2. America’s educational system is a rigid structure in which schools serve as a prison and a training ground for children.
3. The solution to apathy in the schools is to do away with the structure-schedules, tests, and (one infers) uniform curriculum-and instead provide freedom to explore, with teachers on hand to provide knowledgeable guidance.
4. There are two additional arguments for eliminating structured education: a) many people, past and present, have achieved success without formal education and b) other countries have benefited from more flexible school systems.
5. In theory, our present system of education was devised to effect the moral improvement of everyone in the country, to turn children into good citizens, and to encourage them to fulfill their potential. In fact, the real purpose was to produce a society of obedient, docile, and interchangeable cogs.
6. Gatto suggests-but does not prove-that this system was also intended to discourage working class solidarity and so suppress any threat to the ruling class (whose composition Gatto does not identify). According to Gatto, Alexander Inglis’s 1918 analysis of the goals of the American system includes encouraging robotic behavior, ensuring conformity, tracking children according to their “proper social role,” and limiting their opportunities for success. The object of teacher training was to prepare managers to preside over this repressive process.
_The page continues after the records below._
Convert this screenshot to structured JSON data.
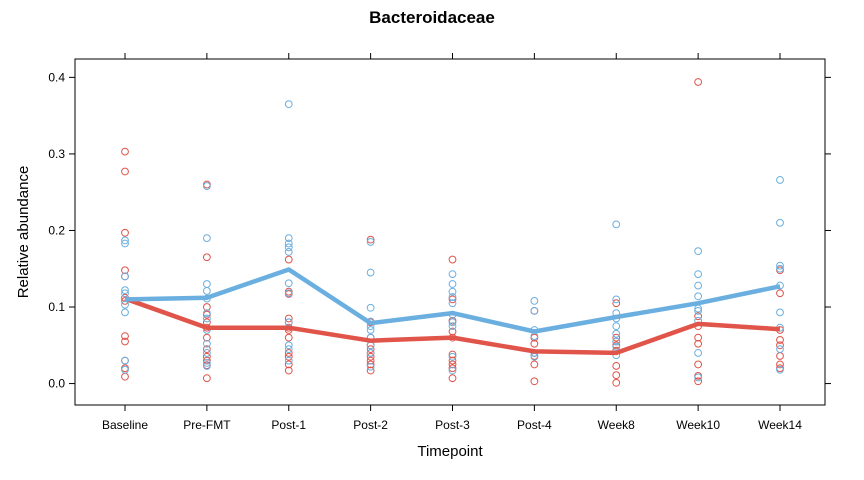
{
  "chart_data": {
    "type": "scatter",
    "title": "Bacteroidaceae",
    "xlabel": "Timepoint",
    "ylabel": "Relative abundance",
    "categories": [
      "Baseline",
      "Pre-FMT",
      "Post-1",
      "Post-2",
      "Post-3",
      "Post-4",
      "Week8",
      "Week10",
      "Week14"
    ],
    "ylim": [
      -0.028,
      0.424
    ],
    "yticks": [
      0.0,
      0.1,
      0.2,
      0.3,
      0.4
    ],
    "ytick_labels": [
      "0.0",
      "0.1",
      "0.2",
      "0.3",
      "0.4"
    ],
    "grid": false,
    "legend": "none",
    "series": [
      {
        "color": "#E0544A",
        "mean_line": [
          0.111,
          0.073,
          0.073,
          0.056,
          0.06,
          0.042,
          0.04,
          0.078,
          0.071
        ],
        "points": [
          [
            0.303,
            0.277,
            0.197,
            0.148,
            0.14,
            0.112,
            0.108,
            0.062,
            0.055,
            0.03,
            0.02,
            0.009
          ],
          [
            0.26,
            0.165,
            0.1,
            0.09,
            0.08,
            0.073,
            0.06,
            0.045,
            0.035,
            0.03,
            0.024,
            0.007
          ],
          [
            0.162,
            0.12,
            0.117,
            0.085,
            0.08,
            0.073,
            0.07,
            0.06,
            0.04,
            0.035,
            0.025,
            0.017
          ],
          [
            0.188,
            0.08,
            0.06,
            0.05,
            0.045,
            0.04,
            0.035,
            0.03,
            0.025,
            0.017
          ],
          [
            0.162,
            0.11,
            0.082,
            0.068,
            0.06,
            0.038,
            0.03,
            0.025,
            0.02,
            0.007
          ],
          [
            0.095,
            0.06,
            0.052,
            0.04,
            0.036,
            0.025,
            0.003
          ],
          [
            0.105,
            0.06,
            0.055,
            0.05,
            0.043,
            0.023,
            0.011,
            0.001
          ],
          [
            0.394,
            0.088,
            0.075,
            0.06,
            0.052,
            0.025,
            0.01,
            0.003
          ],
          [
            0.148,
            0.118,
            0.07,
            0.057,
            0.05,
            0.036,
            0.025,
            0.02
          ]
        ]
      },
      {
        "color": "#6AAFE0",
        "mean_line": [
          0.11,
          0.112,
          0.149,
          0.079,
          0.092,
          0.068,
          0.087,
          0.105,
          0.127
        ],
        "points": [
          [
            0.187,
            0.183,
            0.14,
            0.122,
            0.118,
            0.103,
            0.093,
            0.03,
            0.018
          ],
          [
            0.258,
            0.19,
            0.13,
            0.121,
            0.111,
            0.092,
            0.085,
            0.07,
            0.052,
            0.04,
            0.027,
            0.023
          ],
          [
            0.365,
            0.19,
            0.183,
            0.178,
            0.172,
            0.131,
            0.118,
            0.08,
            0.05,
            0.045,
            0.03
          ],
          [
            0.185,
            0.145,
            0.099,
            0.081,
            0.075,
            0.07,
            0.06,
            0.05,
            0.04,
            0.022
          ],
          [
            0.143,
            0.13,
            0.12,
            0.113,
            0.105,
            0.09,
            0.08,
            0.075,
            0.035,
            0.017
          ],
          [
            0.108,
            0.095,
            0.07,
            0.062,
            0.04,
            0.035
          ],
          [
            0.208,
            0.11,
            0.092,
            0.085,
            0.075,
            0.065,
            0.055,
            0.048,
            0.037
          ],
          [
            0.173,
            0.143,
            0.128,
            0.114,
            0.098,
            0.095,
            0.082,
            0.04,
            0.008
          ],
          [
            0.266,
            0.21,
            0.154,
            0.15,
            0.128,
            0.093,
            0.073,
            0.045,
            0.018
          ]
        ]
      }
    ]
  }
}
7. Ultimately, this form of education produces a manageable, quiescent population of consumers that is interested only in being entertained and in indiscriminately buying whatever products are currently being marketed. By inference, “they”-the people in charge, the capitalist/corporate system-would suffer if children were allowed to become thinking, independent, working adults.
8. To save their children, parents must subvert the system by engaging in a parallel process of education that emphasizes independent thinking, self-knowledge, self-restraint, and hard work.